021-01-V2005-01.01 CIneu.pdf

Steuerverwaltung

StP 21 Nr. 1

Umstrukturierungen von Personenunternehmungen

1. Allgemeines

Das Bundesgesetz über Fusion, Spaltung, Umwandlung und Vermögensübertragung (Fusionsgesetz, FusG) vom 3. Oktober 2003 ist per 1. Juli 2004 in Kraft getreten. Das Fusionsgesetz regelt die zivilrechtlichen Möglichkeiten und Erfordernisse sowie die steuerrechtlichen Folgen von Umstrukturierungen auf der Unternehmensebene (Einkünfte aus selbständiger Erwerbstätigkeit, Gewinnsteuer, Verrechnungssteuer und Stempelabgaben). Nicht alle mit dem Fusionsgesetz eingeführten zivilrechtlichen Vorgänge sind steuer- neutral. In den betreffenden Steuergesetzen sind die Bedingungen für steuerneutrale Umstrukturierungstatbestände präzisiert und teilweise neu geregelt. Dabei wird der Begriff Umstrukturierung im Steuerrecht nicht zivilrechtlich sondern ergebnisorientiert (wirtschaftliche Betrachtungsweise) ausgelegt. Für die direkte Bundessteuer wird das Fusionsgesetz ab dem 1. Juli 2004 ange- wandt. Dagegen treten die Umstrukturierungsnormen bei den Staats- und Gemein- desteuern des Kantons Thurgau per 1. Januar 2005 in Kraft. In der Steuerpraxis des Kantons Thurgau sind unter StP 21 Nr. 1, StP 79 Nr. 1 bis 8, StP 129 Nr. 2 und StP 137 Nr. 1 nur die wichtigsten steuerlichen Folgen aufgeführt. Die Kantonale Steuerverwaltung richtet sich bei der steuerlichen Würdigung von Um- strukturierungen grundsätzlich nach dem Kreisschreiben Nr. 5 vom 1. Juni 2004 der Eidg. Steuerverwaltung. Darin wird ausführlich und anhand von Beispielen darge- stellt, wie Umstrukturierungen mit der Einführung des Fusionsgesetzes steuerlich beurteilt werden. Zudem werden die steuerlichen Folgen in Bezug auf Verrechnungs- steuer sowie Stempelabgaben (Emissions- und Umsatzabgaben) aufgezeigt.
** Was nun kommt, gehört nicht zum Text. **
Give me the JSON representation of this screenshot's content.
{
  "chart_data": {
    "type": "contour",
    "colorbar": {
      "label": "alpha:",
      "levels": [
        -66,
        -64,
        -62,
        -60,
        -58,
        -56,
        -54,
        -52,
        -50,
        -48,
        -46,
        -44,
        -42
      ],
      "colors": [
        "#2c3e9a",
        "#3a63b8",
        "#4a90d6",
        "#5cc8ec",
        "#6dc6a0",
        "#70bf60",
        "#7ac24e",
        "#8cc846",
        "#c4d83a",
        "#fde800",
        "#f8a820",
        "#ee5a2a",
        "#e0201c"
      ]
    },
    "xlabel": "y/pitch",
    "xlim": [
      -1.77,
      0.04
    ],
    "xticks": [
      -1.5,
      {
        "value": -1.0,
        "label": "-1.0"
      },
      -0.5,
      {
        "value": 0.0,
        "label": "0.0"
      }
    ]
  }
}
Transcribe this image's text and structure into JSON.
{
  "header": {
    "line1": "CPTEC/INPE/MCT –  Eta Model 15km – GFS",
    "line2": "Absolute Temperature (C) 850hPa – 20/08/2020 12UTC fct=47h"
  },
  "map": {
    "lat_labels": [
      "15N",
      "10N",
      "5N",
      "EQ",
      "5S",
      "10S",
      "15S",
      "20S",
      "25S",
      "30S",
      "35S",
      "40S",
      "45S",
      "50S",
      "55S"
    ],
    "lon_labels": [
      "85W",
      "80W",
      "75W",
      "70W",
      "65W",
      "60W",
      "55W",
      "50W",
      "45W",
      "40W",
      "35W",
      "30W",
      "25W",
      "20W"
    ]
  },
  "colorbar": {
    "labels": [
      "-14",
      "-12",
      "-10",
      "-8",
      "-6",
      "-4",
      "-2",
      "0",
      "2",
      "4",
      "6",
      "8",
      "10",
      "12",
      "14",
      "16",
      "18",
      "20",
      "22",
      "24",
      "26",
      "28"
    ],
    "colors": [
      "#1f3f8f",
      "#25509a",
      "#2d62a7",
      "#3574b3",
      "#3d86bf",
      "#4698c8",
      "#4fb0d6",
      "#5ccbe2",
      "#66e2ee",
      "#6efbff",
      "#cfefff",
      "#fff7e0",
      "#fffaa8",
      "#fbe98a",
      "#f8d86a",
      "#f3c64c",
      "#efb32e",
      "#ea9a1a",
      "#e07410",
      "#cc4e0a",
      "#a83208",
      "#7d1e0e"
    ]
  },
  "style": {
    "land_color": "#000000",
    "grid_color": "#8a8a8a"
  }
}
2. Steuerneutrale Tatbestände

Bei Umstrukturierungen, insbesondere im Fall der Fusion, Spaltung oder Umwand- lung werden stille Reserven einer Personenunternehmung (Einzelfirma, Personenge- sellschaft) nach § 21 Abs. 1 StG bzw. Art. 19 Abs. 1 DBG nicht besteuert:

  • bei Übertragung von Vermögenswerten auf eine andere Personenunternehmung;

  • bei Übertragung eines Betriebs oder eines Teilbetriebs auf eine juristische Person;

  • beim Austausch von Beteiligungs- oder Mitgliedschaftsrechten anlässlich von Um- strukturierungen im Sinne von § 79 Abs. 1 StG bzw. Art. 61 Abs. 1 DBG oder von fusionsähnlichen Zusammenschlüssen;

unter der Bedingung, dass die Steuerpflicht in der Schweiz fortbesteht und die bisher für die Einkommenssteuer massgeblichen Werte übernommen werden. Zu beachten ist, dass bei der Übertragung eines Betriebs oder Teilbetriebs auf eine juristische Person gemäss § 21 Abs. 2 StG bzw. Art. 19 Abs. 2 DBG für die auf die Umstrukturierung nachfolgenden fünf Jahre eine Veräusserungssperrfrist für Beteili- gungs- oder Mitgliedschaftsrechte gilt.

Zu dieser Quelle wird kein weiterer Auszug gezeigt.